If it was a misunderstanding, it was one that has backfired spectacularly on the government. Green Dam is net nanny software. Chinese authorities had claimed it was necessary to protect people from pornography but the software also blocks politically sensitive terms and can be updated remotely to filter out other “undesired” items. But the software has some undesired features of its own. It is spyware which uses unencrypted data which can be easily hacked. It is also not robust with known versions not working for Firefox or Safari and is also not compatible with Macs or Linux machines. Like the controversial proposed Australian “clean feed” it is also resource hungry and may impact performance. Worst of all, it may be pirated software.

This ham-fisted drama provoked exactly what the government didn’t want: a very public controversy about censorship. Chinese journalist Michael Anti says the intrusive filtering treated all consumers like children. “China is a kindergarten, that is the basic logic behind this,” says Michael Anti, a Chinese journalist and popular microblogger. “It’s stupid. It’s so stupid.” Meanwhile, Hong Kong-based Internet scholar Rebecca McKinnon said the debacle has turned into the laughing stock of China.

On her blog, McKinnon got hold of a document from an anonymous source ordering Green Dam’s installation on all PCs. The software’s black list contains about 2,700 words related to pornography and about 6,500 “politically sensitive” words. According to McKinnon’s document locally made and imported PCs are required to pre-install the latest version of “Green Dam Youth Escort” by 1 July. PC Manufacturers and Green Dam’s developers Jinhui Computer System Engineering are then required to provide monthly reports to China’s Ministry of Industry and Information Technology (MIIT) about sales figures and the number of copies installed.

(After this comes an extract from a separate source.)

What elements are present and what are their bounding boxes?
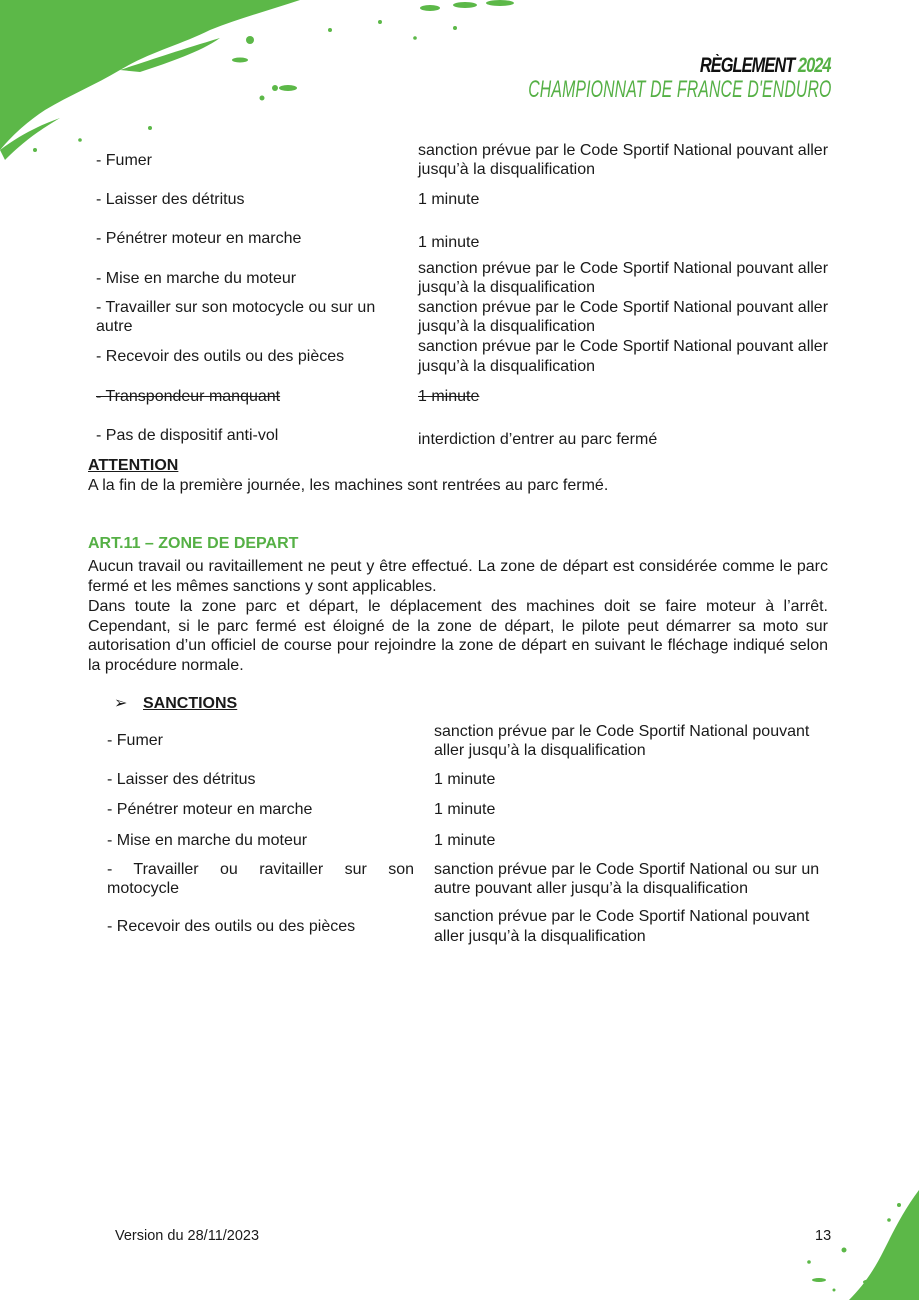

But there are serious questions about the legitimacy of the software, beyond the censorship ramifications. According to The Register, the software was pirated from an American software maker Solid Oak and also uses open-source code without displaying the proper license. US software maker Solid Oak is seeking injunctions against Jinhui and its US suppliers claiming that Green Dam code uses libraries tagged with the name of its CyberSitter application and makes calls back to Solid Oak servers.

The British online IT magazine also warns the software poses a massive security risk as a single point of failure. If it were possible to hack into the code, says The Register, Green Dam could be used to create a huge malicious software robot. It could also be used to create targeted attacks on government computers. It is probably this latter threat that the government wants fixed up before it proceeds with making it compulsory.

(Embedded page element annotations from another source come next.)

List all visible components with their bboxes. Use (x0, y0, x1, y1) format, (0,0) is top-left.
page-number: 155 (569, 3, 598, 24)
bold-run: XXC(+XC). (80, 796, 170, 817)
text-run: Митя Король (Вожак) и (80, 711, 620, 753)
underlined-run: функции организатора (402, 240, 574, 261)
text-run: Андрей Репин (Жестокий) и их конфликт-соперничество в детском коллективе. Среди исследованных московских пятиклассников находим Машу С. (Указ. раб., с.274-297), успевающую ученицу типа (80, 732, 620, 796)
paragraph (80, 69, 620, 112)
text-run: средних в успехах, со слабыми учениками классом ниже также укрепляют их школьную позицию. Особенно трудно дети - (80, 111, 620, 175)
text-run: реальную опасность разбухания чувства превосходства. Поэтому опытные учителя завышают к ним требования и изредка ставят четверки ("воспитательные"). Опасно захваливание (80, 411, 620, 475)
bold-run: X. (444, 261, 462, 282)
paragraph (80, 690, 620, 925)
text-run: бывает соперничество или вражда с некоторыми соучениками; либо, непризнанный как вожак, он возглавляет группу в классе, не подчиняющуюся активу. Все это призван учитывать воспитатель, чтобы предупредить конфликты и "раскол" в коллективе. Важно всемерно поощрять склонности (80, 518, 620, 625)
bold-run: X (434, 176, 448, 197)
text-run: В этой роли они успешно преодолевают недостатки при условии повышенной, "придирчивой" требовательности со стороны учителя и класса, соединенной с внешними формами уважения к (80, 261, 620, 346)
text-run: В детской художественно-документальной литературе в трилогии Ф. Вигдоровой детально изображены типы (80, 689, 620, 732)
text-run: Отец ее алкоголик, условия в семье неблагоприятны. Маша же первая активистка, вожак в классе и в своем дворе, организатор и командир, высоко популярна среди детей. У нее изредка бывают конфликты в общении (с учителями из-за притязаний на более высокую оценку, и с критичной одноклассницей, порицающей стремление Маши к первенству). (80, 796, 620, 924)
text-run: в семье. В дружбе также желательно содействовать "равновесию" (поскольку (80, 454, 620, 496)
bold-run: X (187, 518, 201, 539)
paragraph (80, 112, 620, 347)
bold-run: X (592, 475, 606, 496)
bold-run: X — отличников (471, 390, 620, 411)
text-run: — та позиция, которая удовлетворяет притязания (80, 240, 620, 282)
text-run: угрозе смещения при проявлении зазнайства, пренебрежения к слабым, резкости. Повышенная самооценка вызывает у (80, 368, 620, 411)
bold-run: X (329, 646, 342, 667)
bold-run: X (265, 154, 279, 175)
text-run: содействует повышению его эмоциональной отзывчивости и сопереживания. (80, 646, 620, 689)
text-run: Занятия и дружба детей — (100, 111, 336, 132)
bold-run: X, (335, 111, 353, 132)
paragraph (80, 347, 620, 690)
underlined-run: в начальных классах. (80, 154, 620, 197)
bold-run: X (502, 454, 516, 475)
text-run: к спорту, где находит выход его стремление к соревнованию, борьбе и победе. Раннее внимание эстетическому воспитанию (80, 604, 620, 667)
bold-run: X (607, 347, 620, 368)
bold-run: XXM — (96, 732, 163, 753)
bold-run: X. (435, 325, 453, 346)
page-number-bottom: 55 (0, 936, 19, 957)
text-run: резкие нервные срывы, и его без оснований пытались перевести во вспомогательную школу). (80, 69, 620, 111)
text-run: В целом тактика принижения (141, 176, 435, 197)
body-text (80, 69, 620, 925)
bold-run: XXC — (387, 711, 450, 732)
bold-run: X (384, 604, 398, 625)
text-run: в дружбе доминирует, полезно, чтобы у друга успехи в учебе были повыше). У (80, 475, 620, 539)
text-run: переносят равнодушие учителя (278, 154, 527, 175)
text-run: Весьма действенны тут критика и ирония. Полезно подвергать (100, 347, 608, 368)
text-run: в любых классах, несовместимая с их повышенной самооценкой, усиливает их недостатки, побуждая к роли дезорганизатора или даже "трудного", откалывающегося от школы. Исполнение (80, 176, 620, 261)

Green Dam is aimed at supporting the server-side and ISP-level filters, the so-called Great Firewall of China and the Golden Shield. It came about as paranoid Communist officials realised that even with all their sophisticated surveillance technology, users could still by-pass government censorship. Bryan Zhang, founder of Jinhui, said Green Dam operates similarly to net nanny software to let parents block access to Web content inappropriate for children. Some computers sold in China already come with parental-control software, but it isn’t government-mandated. But Jinhui is unlikely to take its current issues lying down. Zhang stands to make a lot of money when each of China 250,000 million Internet users are forced to install paid upgrades of Green Dam in a year’s time. The high level of user ridicule will need to be sustained over the coming months to compete with serious money and political paranoia if it is to ensure the Chinese internet is not completely damned.